Nov 4 2013
Particle physicists from the international ZEUS collaboration have found the proverbial needle in a haystack. They identified a mere 15 Z0 bosons in over 500 million collision events at DESY’s former electron–proton accelerator HERA. Z0 particles are carriers of the weak nuclear force, one of four fundamental forces in the universe. Although Z0 bosons have been intensely studied at other particle accelerators, they have never been directly observed in electron–proton collisions before. Z0 production is the rarest process ever measured at HERA.
Together with their colleagues from the international H1 collaboration, the ZEUS scientists also studied the exchange of virtual Z0 bosons between weakly interacting particles. The researchers found that both the production of real Z0 bosons and the exchange of virtual Z0 bosons at HERA were in excellent agreement with the Standard Model of particle physics. The researchers presented their analyses in a series of scientific papers, published in the journals Physical Letters B, Journal of High Energy Physics and Physical Review D.
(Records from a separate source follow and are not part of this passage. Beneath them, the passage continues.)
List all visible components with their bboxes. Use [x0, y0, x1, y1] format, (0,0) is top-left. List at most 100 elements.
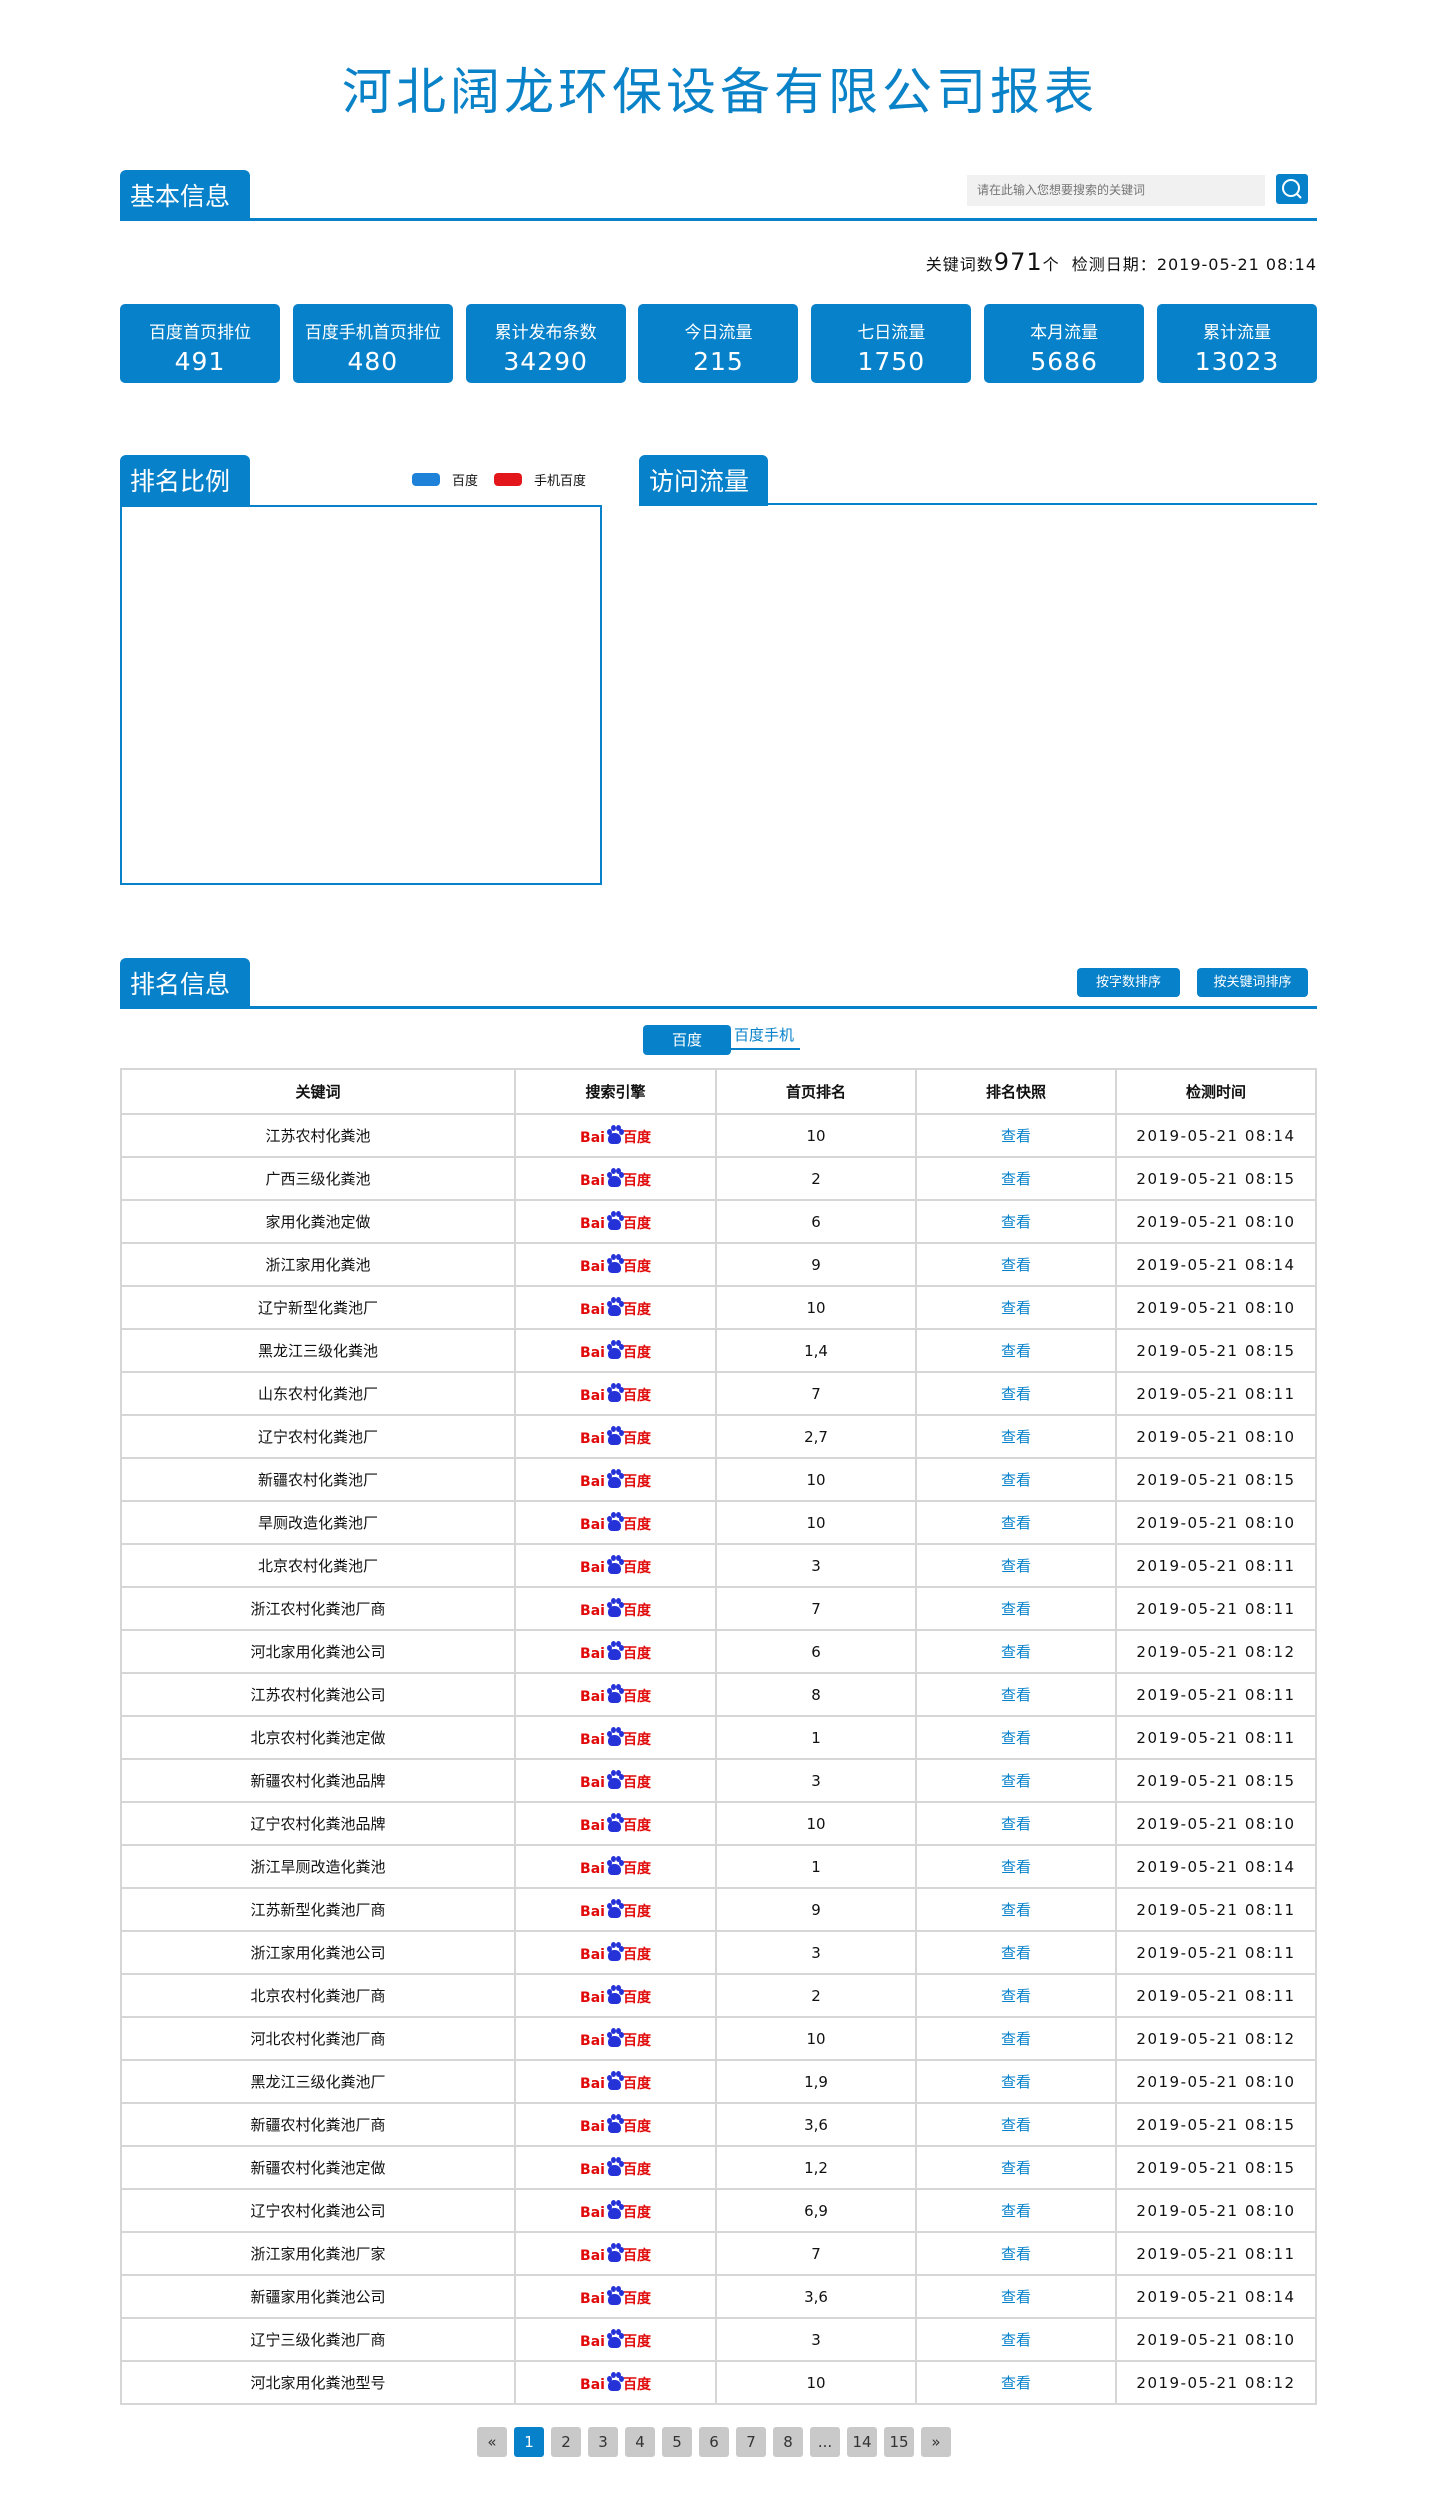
stat-value: 5686 — [1030, 347, 1098, 376]
snapshot-cell: 查看 — [915, 2059, 1117, 2104]
page-button[interactable]: » — [921, 2427, 951, 2457]
search-input[interactable] — [967, 175, 1265, 206]
view-snapshot-link[interactable]: 查看 — [1000, 2073, 1031, 2091]
col-engine: 搜索引擎 — [514, 1068, 717, 1115]
view-snapshot-link[interactable]: 查看 — [1000, 2245, 1031, 2263]
stat-card: 百度手机首页排位 480 — [292, 304, 453, 383]
logo-text: 百度 — [622, 2033, 651, 2049]
view-snapshot-link[interactable]: 查看 — [1000, 1299, 1031, 1317]
rank-cell: 3,6 — [715, 2274, 917, 2319]
time-cell: 2019-05-21 08:10 — [1115, 2059, 1317, 2104]
sort-by-count-button[interactable]: 按字数排序 — [1077, 968, 1180, 997]
view-snapshot-link[interactable]: 查看 — [1000, 1428, 1031, 1446]
stat-card: 百度首页排位 491 — [120, 304, 280, 383]
snapshot-cell: 查看 — [915, 1113, 1117, 1158]
view-snapshot-link[interactable]: 查看 — [1000, 1213, 1031, 1231]
time-cell: 2019-05-21 08:14 — [1115, 1113, 1317, 1158]
subtab-baidu[interactable]: 百度 — [643, 1025, 731, 1055]
view-snapshot-link[interactable]: 查看 — [1000, 2159, 1031, 2177]
baidu-logo: Bai 百度 — [580, 2200, 651, 2220]
view-snapshot-link[interactable]: 查看 — [1000, 1514, 1031, 1532]
view-snapshot-link[interactable]: 查看 — [1000, 1127, 1031, 1145]
logo-text: 百度 — [622, 1302, 651, 1318]
page-button[interactable]: 2 — [551, 2427, 581, 2457]
view-snapshot-link[interactable]: 查看 — [1000, 1471, 1031, 1489]
view-snapshot-link[interactable]: 查看 — [1000, 1385, 1031, 1403]
engine-cell: Bai 百度 — [514, 1199, 717, 1244]
page-button[interactable]: 4 — [625, 2427, 655, 2457]
subtab-baidu-mobile[interactable]: 百度手机 — [728, 1020, 800, 1050]
paw-icon — [606, 1168, 624, 1188]
page-button[interactable]: 6 — [699, 2427, 729, 2457]
paw-icon — [606, 1297, 624, 1317]
logo-text: 百度 — [622, 1173, 651, 1189]
baidu-logo: Bai 百度 — [580, 1512, 651, 1532]
logo-text: Bai — [580, 1345, 605, 1361]
table-row: 山东农村化粪池厂 Bai 百度 7 查看 2019-05-21 08:11 — [120, 1371, 1317, 1416]
logo-text: Bai — [580, 1431, 605, 1447]
view-snapshot-link[interactable]: 查看 — [1000, 2030, 1031, 2048]
time-cell: 2019-05-21 08:14 — [1115, 2274, 1317, 2319]
view-snapshot-link[interactable]: 查看 — [1000, 1342, 1031, 1360]
legend-swatch-baidu — [412, 473, 440, 486]
baidu-logo: Bai 百度 — [580, 1383, 651, 1403]
logo-text: 百度 — [622, 1216, 651, 1232]
paw-icon — [606, 1899, 624, 1919]
page-button[interactable]: 1 — [514, 2427, 544, 2457]
logo-text: 百度 — [622, 1818, 651, 1834]
logo-text: 百度 — [622, 1904, 651, 1920]
logo-text: 百度 — [622, 2076, 651, 2092]
logo-text: Bai — [580, 2248, 605, 2264]
page-button[interactable]: 14 — [847, 2427, 877, 2457]
table-row: 河北家用化粪池公司 Bai 百度 6 查看 2019-05-21 08:12 — [120, 1629, 1317, 1674]
keyword-count-unit: 个 — [1042, 255, 1060, 274]
view-snapshot-link[interactable]: 查看 — [1000, 1858, 1031, 1876]
view-snapshot-link[interactable]: 查看 — [1000, 1987, 1031, 2005]
snapshot-cell: 查看 — [915, 2016, 1117, 2061]
logo-text: 百度 — [622, 1947, 651, 1963]
view-snapshot-link[interactable]: 查看 — [1000, 1643, 1031, 1661]
page-button[interactable]: 7 — [736, 2427, 766, 2457]
view-snapshot-link[interactable]: 查看 — [1000, 2331, 1031, 2349]
view-snapshot-link[interactable]: 查看 — [1000, 1815, 1031, 1833]
view-snapshot-link[interactable]: 查看 — [1000, 1944, 1031, 1962]
snapshot-cell: 查看 — [915, 1758, 1117, 1803]
sort-by-keyword-button[interactable]: 按关键词排序 — [1197, 968, 1308, 997]
paw-icon — [606, 2071, 624, 2091]
baidu-logo: Bai 百度 — [580, 1684, 651, 1704]
baidu-logo: Bai 百度 — [580, 1555, 651, 1575]
stat-value: 480 — [347, 347, 399, 376]
snapshot-cell: 查看 — [915, 2360, 1117, 2405]
view-snapshot-link[interactable]: 查看 — [1000, 1686, 1031, 1704]
search-button[interactable] — [1276, 174, 1308, 204]
view-snapshot-link[interactable]: 查看 — [1000, 2288, 1031, 2306]
engine-cell: Bai 百度 — [514, 2102, 717, 2147]
view-snapshot-link[interactable]: 查看 — [1000, 1729, 1031, 1747]
time-cell: 2019-05-21 08:15 — [1115, 1457, 1317, 1502]
view-snapshot-link[interactable]: 查看 — [1000, 1901, 1031, 1919]
time-cell: 2019-05-21 08:15 — [1115, 2102, 1317, 2147]
view-snapshot-link[interactable]: 查看 — [1000, 2202, 1031, 2220]
view-snapshot-link[interactable]: 查看 — [1000, 1170, 1031, 1188]
check-date: 2019-05-21 08:14 — [1156, 255, 1317, 274]
engine-cell: Bai 百度 — [514, 1414, 717, 1459]
time-cell: 2019-05-21 08:12 — [1115, 2016, 1317, 2061]
page-button[interactable]: « — [477, 2427, 507, 2457]
paw-icon — [606, 1469, 624, 1489]
page-button[interactable]: 3 — [588, 2427, 618, 2457]
page-button[interactable]: ... — [810, 2427, 840, 2457]
page-button[interactable]: 15 — [884, 2427, 914, 2457]
view-snapshot-link[interactable]: 查看 — [1000, 2374, 1031, 2392]
page-button[interactable]: 8 — [773, 2427, 803, 2457]
paw-icon — [606, 1426, 624, 1446]
rank-cell: 6 — [715, 1629, 917, 1674]
view-snapshot-link[interactable]: 查看 — [1000, 1600, 1031, 1618]
view-snapshot-link[interactable]: 查看 — [1000, 1256, 1031, 1274]
logo-text: 百度 — [622, 1689, 651, 1705]
view-snapshot-link[interactable]: 查看 — [1000, 1772, 1031, 1790]
page-button[interactable]: 5 — [662, 2427, 692, 2457]
engine-cell: Bai 百度 — [514, 1801, 717, 1846]
view-snapshot-link[interactable]: 查看 — [1000, 1557, 1031, 1575]
rank-cell: 10 — [715, 2360, 917, 2405]
view-snapshot-link[interactable]: 查看 — [1000, 2116, 1031, 2134]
Z0bosons and the weak force
The Z0 boson is an elementary particle that, together with the W bosons, mediates the weak force, which is responsible for the radioactive decay of atomic nuclei and other processes.
There are two ways for Z0 bosons to appear at particle accelerators like HERA. They can either emerge as real particles from the fireballs created in particle collisions or they can be exchanged as short-lived fluctuations, called virtual particles, between ordinary particles that are coupled by the weak force.
Production of real Z0 bosons
Since Z0 bosons are heavy particles and require a large amount of energy for their creation, they were seldomly produced in HERA’s electron–proton and positron–proton collisions.
To increase their chances of detecting Z0 bosons, the ZEUS scientists concentrated their analysis on collision events, in which the proton stayed intact. “If you include all events, you end up with too many other processes where the proton breaks, so you can no longer find those few Z0 bosons that you are looking for,” says DESY researcher and ZEUS Physics Chairwoman Katarzyna Wichmann, who took part in the data analysis.
Using this analysis strategy and a calorimeter that quantified particle energies with an exceptional energy resolution, the particle physicists were able to conclude that 15 real Z0 bosons had been created in the half-billion collision events recorded by the ZEUS detector. These numbers are comparable to the identification of only two individuals in Germany’s entire population.
Exchange of virtual Z0 bosons
Furthermore, the ZEUS researchers teamed up with scientists from the H1 collaboration to study virtual Z0 bosons that are exchanged when electrons or positrons interact with protons. However, due to their electric charges, electrons or positrons and the quarks inside protons also exchange photons, the carrier particles of the electromagnetic force. At small energy transfers in the collision process, the electromagnetic force dominates the weak force.
To extract the much smaller contribution of the Z0-mediated weak force, the researchers must therefore zero in on large energy transfers in the scattering process. “At high energy transfers, the interaction probability depends on whether electrons or positrons are used in the experiment,” says DESY scientist Stefan Schmitt, spokesperson of the H1 collaboration. “The difference in the behaviour of electrons and positrons cannot stem from the exchange of photons because the electromagnetic force does not have that effect.”
The H1 and ZEUS collaborations both measured the asymmetry between electron– proton and positron–proton reactions as evidence of the weak force and the exchange of virtual Z0 particles.
Testing the Standard Model
The scientists used their results to put one of physics’ most successful theories to the test – the Standard Model of particle physics, which describes the behavior of all known particles and their mutual interactions, excluding gravity.
“The detection of Z0 events with very low probability, measured over HERA’s 15-year life span, created the opportunity to check the details of our current theories very precisely,” says DESY’s ZEUS group leader Achim Geiser. So far, the researchers have found their experiments to match the predictions by the Standard Model.
However, this may not be the end of the story. “Not all aspects of the weak interaction between Z0 bosons and quarks have been fully tested yet,” Schmitt says. “We’re currently using our data to check for deviations of these weak couplings from the Standard Model.” Often in research, deviations hint at unknown effects and unexpected, new science.
Original Publications
ZEUS Collaboration; Production of Z0 bosons in elastic and quasi-elastic ep collisions at HERA; Phys. Lett. B 718, 915–921 (2013); DOI: 10.1016/j.physletb.2012.11.051.
H1 Collaboration; Inclusive deep inelastic scattering at high Q2 with longitudinally polarised lepton beams at HERA; JHEP 09 061 (2012); DOI: 10.1007/JHEP09(2012)061.
ZEUS Collaboration; Measurement of high-Q2 neutral current deep inelastic e+p scattering cross sections with a longitudinally polarized positron beam at HERA; Phys. Rev. D 87, 052014 (2013); DOI: 10.1103/PhysRevD.87.052014.